Still choked with emotion, Jackman turned to the judge.

"I know there's no excuse at all for anything that I did," Jackman said. "I hope that someday I will make amends somehow. I don't know how or if that's possible. I won't try to minimize this whatsoever. This is the worst thing you could ever do to anybody."

Jackman's public defender, Marilyn Paul, asked the judge for a 5- to 7-year sentence, saying her client has no significant adult criminal record.

"There is nothing to show ... any type of pattern of sexual victimization of others," she said.

Paul told the court Jackman is extremely remorseful and wants to get treatment for his methamphetamine habit.

Grant Loebs, Twin Falls County prosecuting attorney, asked the judge to impose the maximum penalty of life in prison.

"The state cannot see any reason why the court would ever feel safe allowing him to be released from prison," he said. "It's an unspeakable crime to a defenseless child. He needs to have somebody watching him -- probation and parole officers -- making sure that when he snaps, he can be caught quickly. Hopefully, he won't snap, but with Larry Gold's assessment, he likely will."

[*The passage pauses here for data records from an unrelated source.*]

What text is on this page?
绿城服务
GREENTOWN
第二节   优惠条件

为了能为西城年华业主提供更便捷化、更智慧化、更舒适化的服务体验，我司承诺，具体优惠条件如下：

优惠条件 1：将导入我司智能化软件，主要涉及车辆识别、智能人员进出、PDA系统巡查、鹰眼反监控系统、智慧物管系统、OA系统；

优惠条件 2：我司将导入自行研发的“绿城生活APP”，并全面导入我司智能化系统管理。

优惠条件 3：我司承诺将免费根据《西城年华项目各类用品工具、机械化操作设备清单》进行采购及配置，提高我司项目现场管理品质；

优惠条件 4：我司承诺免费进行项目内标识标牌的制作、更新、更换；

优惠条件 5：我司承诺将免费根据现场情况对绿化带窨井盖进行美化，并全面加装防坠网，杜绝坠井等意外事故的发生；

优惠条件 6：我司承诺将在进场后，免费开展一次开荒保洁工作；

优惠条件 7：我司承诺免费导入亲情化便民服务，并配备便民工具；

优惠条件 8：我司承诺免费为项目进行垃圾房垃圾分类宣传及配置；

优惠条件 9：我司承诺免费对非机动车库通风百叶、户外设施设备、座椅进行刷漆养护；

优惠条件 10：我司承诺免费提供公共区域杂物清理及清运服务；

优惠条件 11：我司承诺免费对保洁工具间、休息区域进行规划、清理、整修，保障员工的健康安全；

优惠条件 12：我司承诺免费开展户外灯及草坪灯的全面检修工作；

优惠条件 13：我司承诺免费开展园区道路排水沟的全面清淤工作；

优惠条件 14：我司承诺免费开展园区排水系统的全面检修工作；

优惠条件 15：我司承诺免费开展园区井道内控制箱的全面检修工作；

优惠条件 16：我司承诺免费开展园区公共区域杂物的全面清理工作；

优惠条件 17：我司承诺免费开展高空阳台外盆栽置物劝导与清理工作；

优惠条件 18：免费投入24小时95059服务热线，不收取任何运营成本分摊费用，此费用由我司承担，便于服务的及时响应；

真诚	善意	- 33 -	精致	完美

Lawrence Gold, who conducted a psycho-sexual evaluation of Jackman, told the court he believes Jackman has borderline personality disorder, among other issues.

"It's one of the most painful disorders to have in your life," Gold said. "The primary characteristic is a frantic effort to avoid real or imagined abandonment."

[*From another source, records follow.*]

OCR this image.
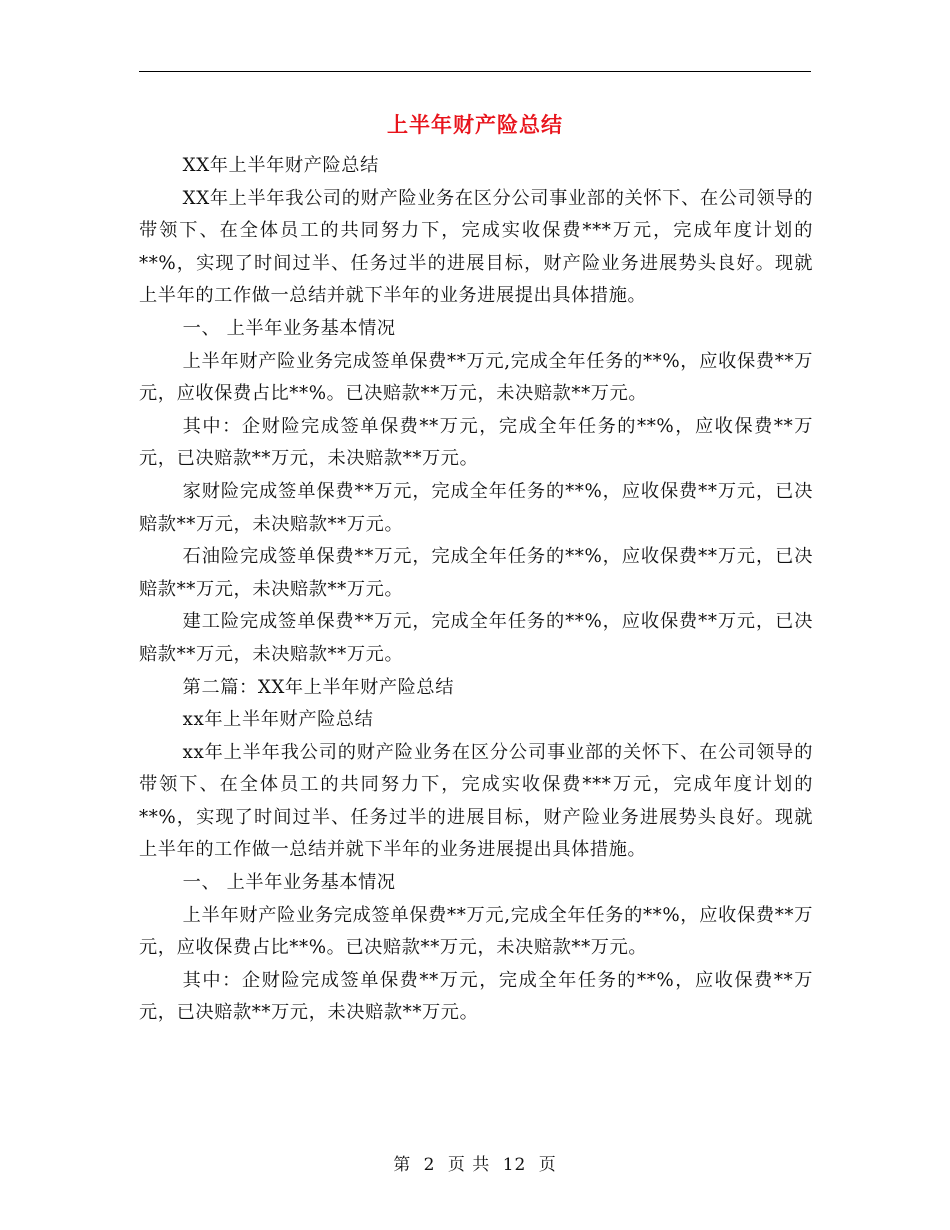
上半年财产险总结

XX年上半年财产险总结

XX年上半年我公司的财产险业务在区分公司事业部的关怀下、在公司领导的带领下、在全体员工的共同努力下，完成实收保费***万元，完成年度计划的**%，实现了时间过半、任务过半的进展目标，财产险业务进展势头良好。现就上半年的工作做一总结并就下半年的业务进展提出具体措施。

一、 上半年业务基本情况

上半年财产险业务完成签单保费**万元,完成全年任务的**%，应收保费**万元，应收保费占比**%。已决赔款**万元，未决赔款**万元。

其中：企财险完成签单保费**万元，完成全年任务的**%，应收保费**万元，已决赔款**万元，未决赔款**万元。

家财险完成签单保费**万元，完成全年任务的**%，应收保费**万元，已决赔款**万元，未决赔款**万元。

石油险完成签单保费**万元，完成全年任务的**%，应收保费**万元，已决赔款**万元，未决赔款**万元。

建工险完成签单保费**万元，完成全年任务的**%，应收保费**万元，已决赔款**万元，未决赔款**万元。

第二篇：XX年上半年财产险总结

xx年上半年财产险总结

xx年上半年我公司的财产险业务在区分公司事业部的关怀下、在公司领导的带领下、在全体员工的共同努力下，完成实收保费***万元，完成年度计划的**%，实现了时间过半、任务过半的进展目标，财产险业务进展势头良好。现就上半年的工作做一总结并就下半年的业务进展提出具体措施。

一、 上半年业务基本情况

上半年财产险业务完成签单保费**万元,完成全年任务的**%，应收保费**万元，应收保费占比**%。已决赔款**万元，未决赔款**万元。

其中：企财险完成签单保费**万元，完成全年任务的**%，应收保费**万元，已决赔款**万元，未决赔款**万元。

第 2 页 共 12 页
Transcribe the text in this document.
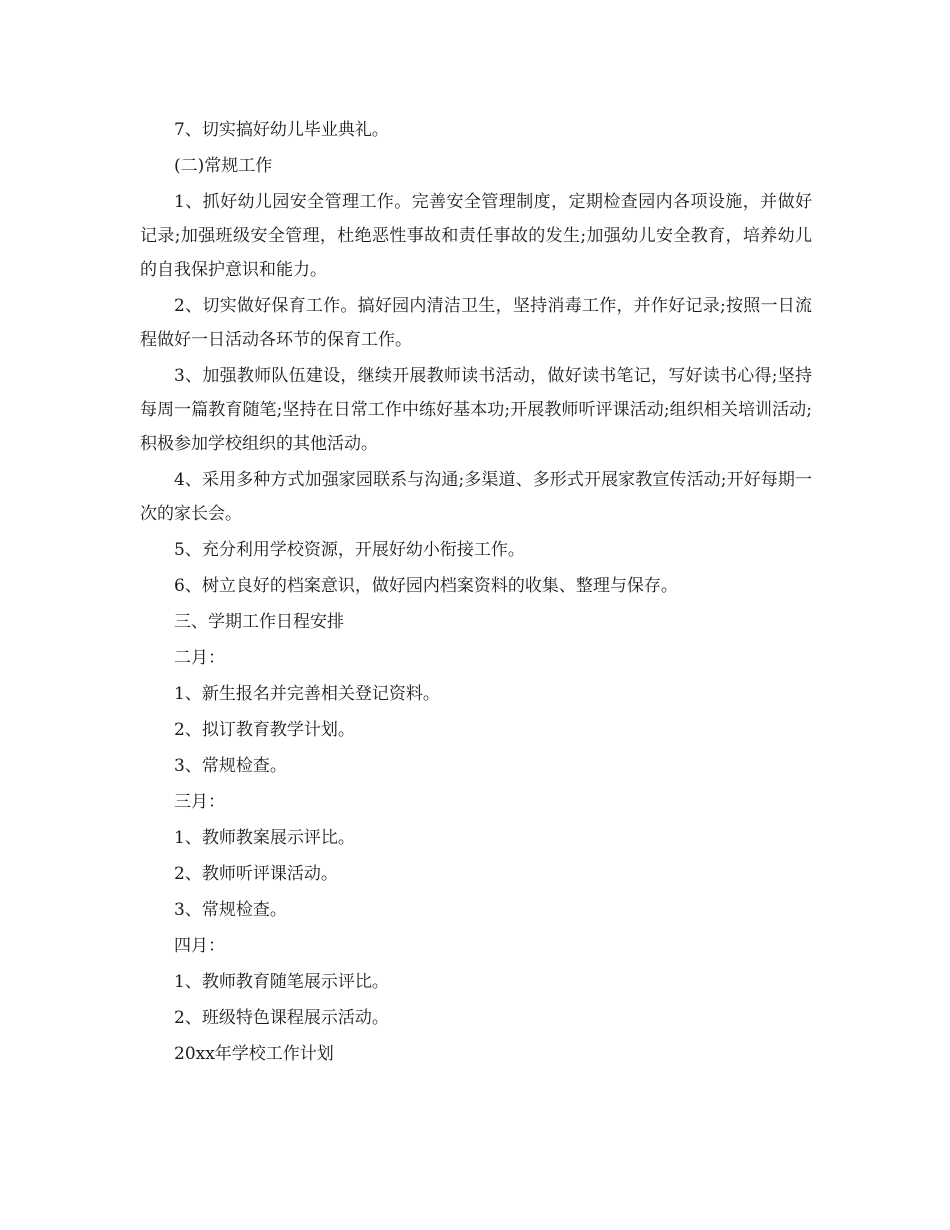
7、切实搞好幼儿毕业典礼。

(二)常规工作

1、抓好幼儿园安全管理工作。完善安全管理制度，定期检查园内各项设施，并做好记录;加强班级安全管理，杜绝恶性事故和责任事故的发生;加强幼儿安全教育，培养幼儿的自我保护意识和能力。

2、切实做好保育工作。搞好园内清洁卫生，坚持消毒工作，并作好记录;按照一日流程做好一日活动各环节的保育工作。

3、加强教师队伍建设，继续开展教师读书活动，做好读书笔记，写好读书心得;坚持每周一篇教育随笔;坚持在日常工作中练好基本功;开展教师听评课活动;组织相关培训活动;积极参加学校组织的其他活动。

4、采用多种方式加强家园联系与沟通;多渠道、多形式开展家教宣传活动;开好每期一次的家长会。

5、充分利用学校资源，开展好幼小衔接工作。

6、树立良好的档案意识，做好园内档案资料的收集、整理与保存。

三、学期工作日程安排

二月：

1、新生报名并完善相关登记资料。

2、拟订教育教学计划。

3、常规检查。

三月：

1、教师教案展示评比。

2、教师听评课活动。

3、常规检查。

四月：

1、教师教育随笔展示评比。

2、班级特色课程展示活动。

20xx年学校工作计划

Gold said Jackman acted out in anger when the baby's mother went to the library with the baby's father.

Gold also said Jackman exhibited a level of callousness brought on by lifelong suffering from psychological disorders, as well as his own sexual abuse as a child.

"Adam's collapse of caring or his ability to relate to this child as a baby ... has its roots in both Adam's abuse, the way he was brought up and the methamphetamine that just destroys his conscience."

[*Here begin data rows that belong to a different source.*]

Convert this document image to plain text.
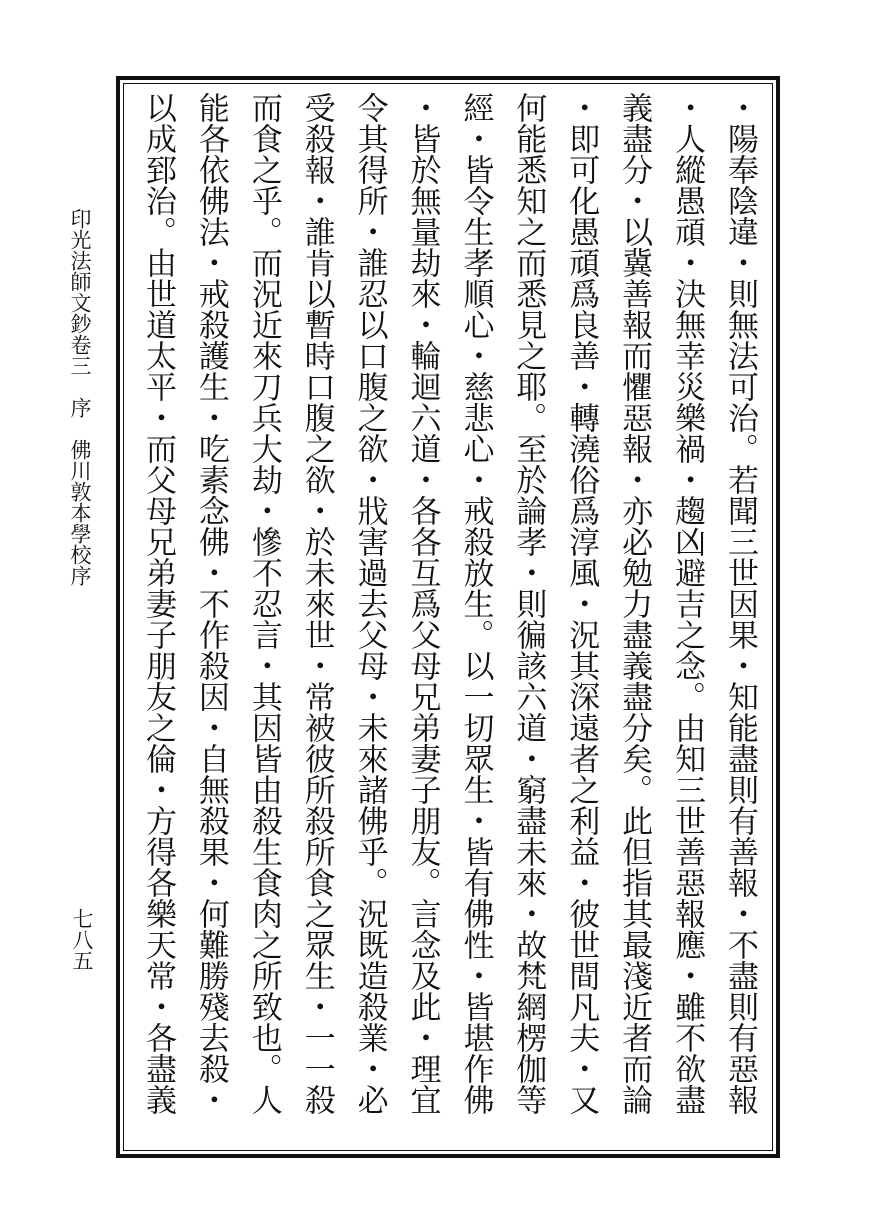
・陽奉陰違・則無法可治。若聞三世因果・知能盡則有善報・不盡則有惡報
・人縱愚頑・決無幸災樂禍・趨凶避吉之念。由知三世善惡報應・雖不欲盡
義盡分・以冀善報而懼惡報・亦必勉力盡義盡分矣。此但指其最淺近者而論
・即可化愚頑爲良善・轉澆俗爲淳風・況其深遠者之利益・彼世間凡夫・又
何能悉知之而悉見之耶。至於論孝・則徧該六道・窮盡未來・故梵網楞伽等
經・皆令生孝順心・慈悲心・戒殺放生。以一切眾生・皆有佛性・皆堪作佛
・皆於無量劫來・輪迴六道・各各互爲父母兄弟妻子朋友。言念及此・理宜
令其得所・誰忍以口腹之欲・戕害過去父母・未來諸佛乎。況既造殺業・必
受殺報・誰肯以暫時口腹之欲・於未來世・常被彼所殺所食之眾生・一一殺
而食之乎。而況近來刀兵大劫・慘不忍言・其因皆由殺生食肉之所致也。人
能各依佛法・戒殺護生・吃素念佛・不作殺因・自無殺果・何難勝殘去殺・
以成郅治。由世道太平・而父母兄弟妻子朋友之倫・方得各樂天常・各盡義
印光法師文鈔卷三　序　佛川敦本學校序
七八五
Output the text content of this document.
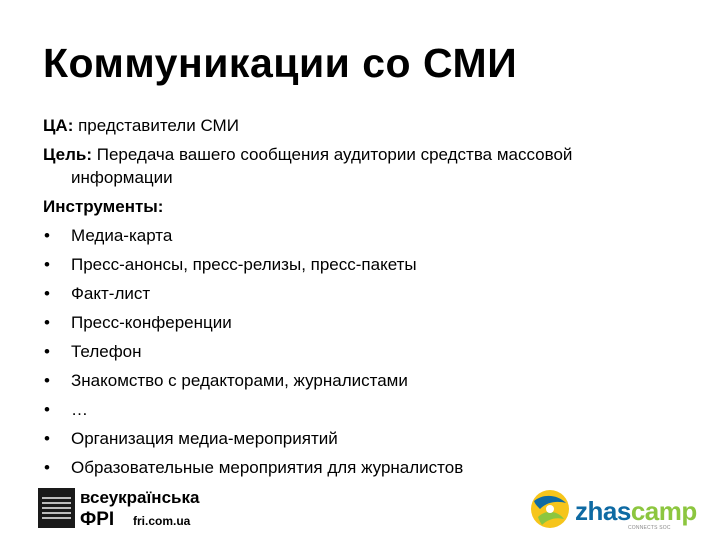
Коммуникации со СМИ
ЦА: представители СМИ
Цель: Передача вашего сообщения аудитории средства массовой
информации
Инструменты:
• Медиа-карта
• Пресс-анонсы, пресс-релизы, пресс-пакеты
• Факт-лист
• Пресс-конференции
• Телефон
• Знакомство с редакторами, журналистами
• …
• Организация медиа-мероприятий
• Образовательные мероприятия для журналистов
всеукраїнська
ФРІ fri.com.ua	zhascamp
CONNECTS SOC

Jackman claimed to have been up for three days on methamphetamine when the sexual assault occurred.

Jackman has continuously denied that he was responsible for ligature -- or strangulation -- marks on the infant.

But Loebs asked Jackman how he held the baby down while "assaulting" him.

Jackman made no reply.

Loebs asked Gold about the possibility for rehabilitation for a person who suffers from myriad disorders.

Gold responded that the potential was "very low."

Loebs said he wished Idaho had a hospital for the criminally insane so Jackman could get the appropriate treatment while being kept from society. Gold said he would be willing to give the defendant treatment if the court so ordered.

Before issuing his decision, Judge Bevan said that lewd conduct with a minor is one of the most serious crimes that can come before the court.

"This was a horrendously violent event," Bevan told Jackman. "There's clearly undue risk you'll commit another crime of a significant nature."

The judge said a fixed life sentence would be "overly harsh, with no hope for what future may come."

In 20 years, minus 427 days for time served, Jackman will come before the state parole board, which will decide if he's ready to be released.

Jackman will have to register as a sex offender in any county in which he lives, and he must pay a $5,000 fine in addition to counseling and medical bills for the victim.

Filer police took Jackman into custody on Dec. 4, 2003, but he escaped, handcuffed, from the back of a patrol car. He allegedly stole a car and drove to his father's house in Horseshoe Bend, where authorities arrested him the next day.

As part of a plea agreement, prosecutors dropped injury to child and grand theft charges in exchange for Jackman's guilty plea to the lewd conduct charge.